Sydney Pub COVID-19 Cluster Now Five

By AAP
July 11, 2020 Updated: July 11, 2020

A makeshift COVID-19 testing clinic set up outside a Sydney pub is working to determine the extent of an emerging cluster, with five cases now confirmed.

NSW Health said on July 11 a man who visited The Crossroads Hotel in Casula on the evening of July 3 had passed on the virus to three people in his Blue Mountains household.

Those close contacts, who are self-isolating, will be included in Sunday’s NSW case numbers.

The man’s visit to the pub is the only known link between him and a southwestern Sydney woman who tested positive earlier this week.

Anyone who attended the hotel last Friday is being asked to self-isolate and get tested immediately if they develop even the mildest symptoms.

The pub is closed for deep-cleaning while a huge queue of people lined up outside the clinic set up in the car park.

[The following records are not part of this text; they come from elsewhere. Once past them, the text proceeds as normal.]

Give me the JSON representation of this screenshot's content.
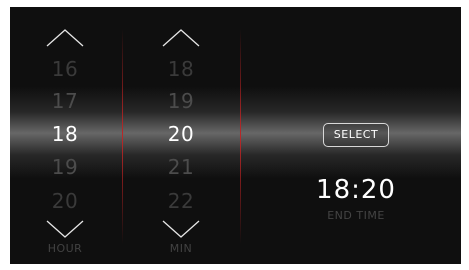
{
  "hour_picker": {
    "values": [
      "16",
      "17",
      "18",
      "19",
      "20"
    ],
    "selected": "18",
    "label": "HOUR",
    "up_icon": "chevron-up-icon",
    "down_icon": "chevron-down-icon"
  },
  "minute_picker": {
    "values": [
      "18",
      "19",
      "20",
      "21",
      "22"
    ],
    "selected": "20",
    "label": "MIN",
    "up_icon": "chevron-up-icon",
    "down_icon": "chevron-down-icon"
  },
  "select_button": {
    "label": "SELECT"
  },
  "result": {
    "time": "18:20",
    "label": "END TIME"
  },
  "colors": {
    "background": "#0f0f0f",
    "highlight_band": "#d8d8d8",
    "divider": "#b92828",
    "selected_text": "#ffffff",
    "dim_text": "#3a3a3a"
  }
}
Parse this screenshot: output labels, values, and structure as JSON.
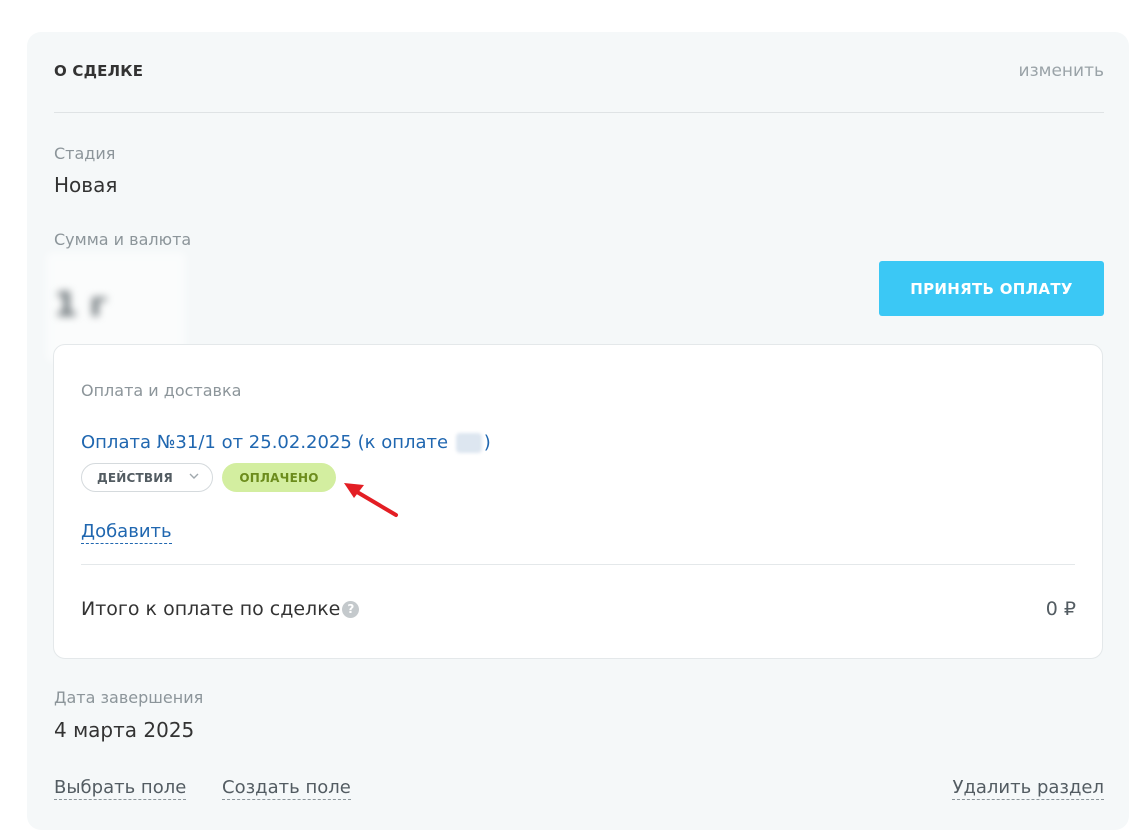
{
  "section": {
    "title": "О СДЕЛКЕ",
    "edit_label": "изменить"
  },
  "fields": {
    "stage_label": "Стадия",
    "stage_value": "Новая",
    "amount_label": "Сумма и валюта",
    "amount_value": "1 г",
    "end_date_label": "Дата завершения",
    "end_date_value": "4 марта 2025"
  },
  "pay_button_label": "ПРИНЯТЬ ОПЛАТУ",
  "payment_card": {
    "label": "Оплата и доставка",
    "payment_link_prefix": "Оплата №31/1 от 25.02.2025 (к оплате ",
    "payment_link_suffix": ")",
    "actions_label": "ДЕЙСТВИЯ",
    "status_badge": "ОПЛАЧЕНО",
    "add_label": "Добавить",
    "total_label": "Итого к оплате по сделке",
    "total_value": "0 ₽"
  },
  "bottom_links": {
    "select_field": "Выбрать поле",
    "create_field": "Создать поле",
    "delete_section": "Удалить раздел"
  },
  "colors": {
    "accent_button": "#3bc8f5",
    "link": "#2067b0",
    "paid_badge_bg": "#d3eea0",
    "paid_badge_text": "#6c8c1c",
    "annotation_arrow": "#e31e24"
  },
  "icons": [
    "chevron-down-icon",
    "help-icon",
    "annotation-arrow-icon"
  ]
}
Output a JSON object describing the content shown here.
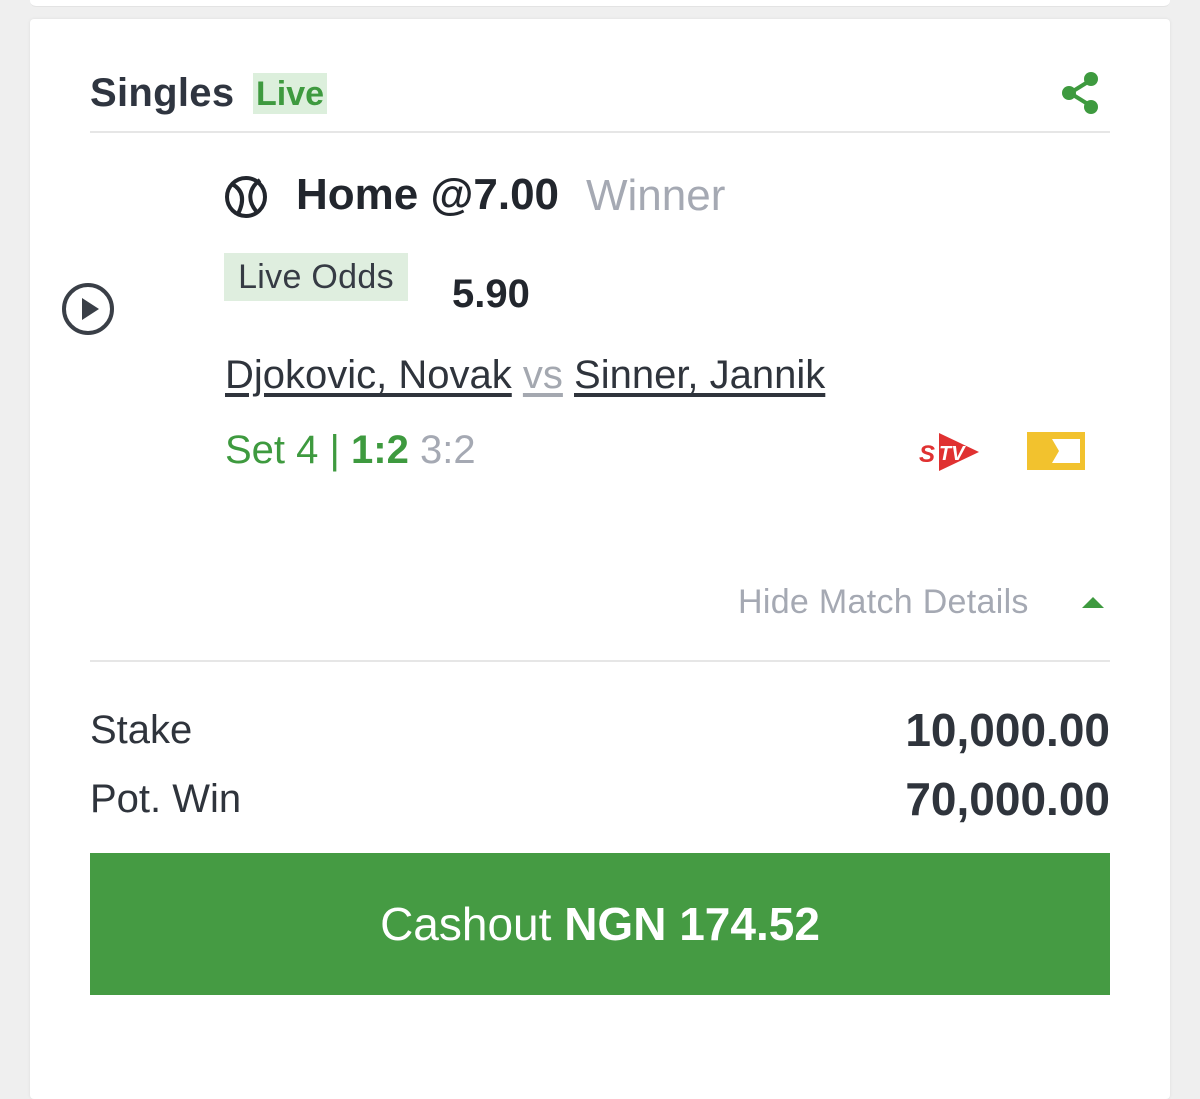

Major hospitals in the area in Liverpool, Campbelltown and Fairfield have also extended the opening hours of their testing clinics.

“We are at a critical point in the fight to contain the virus,” NSW Health director of health protection Jeremy McAnulty said on Saturday.

“It’s essential that the community works together to limit the spread of the virus, by always maintaining good hand hygiene, adhering to physical distancing rules whenever possible and getting tested whenever symptoms develop, however mild.

“And if you’ve been in Victoria in the last couple of weeks, don’t mix with other people until two weeks have passed.”

The male pub patron and a man in his 20s from Melbourne, who had towed his caravan up from Victoria on July 7, were among seven new cases recorded in NSW to 8pm on Friday.

The other five were returned travellers in hotel quarantine.

McAnulty said the Victorian traveller’s three close contacts – his partner, who has tested negative, and two friends – are in isolation.

Australian Medical Association NSW vice-president Andrew Zuschmann backed the calls for caution.

“Because of what’s happened there (in Victoria) and because of the porous nature of the border prior to it being closed, people in NSW are going to need to be very careful over the next few weeks,”  Zuschmann said.

“It’s likely we won’t know for sure whether community spread is going to be a problem here for a while.

“You need to act like you’re already infected and treat people not from your own household as though they are infected.”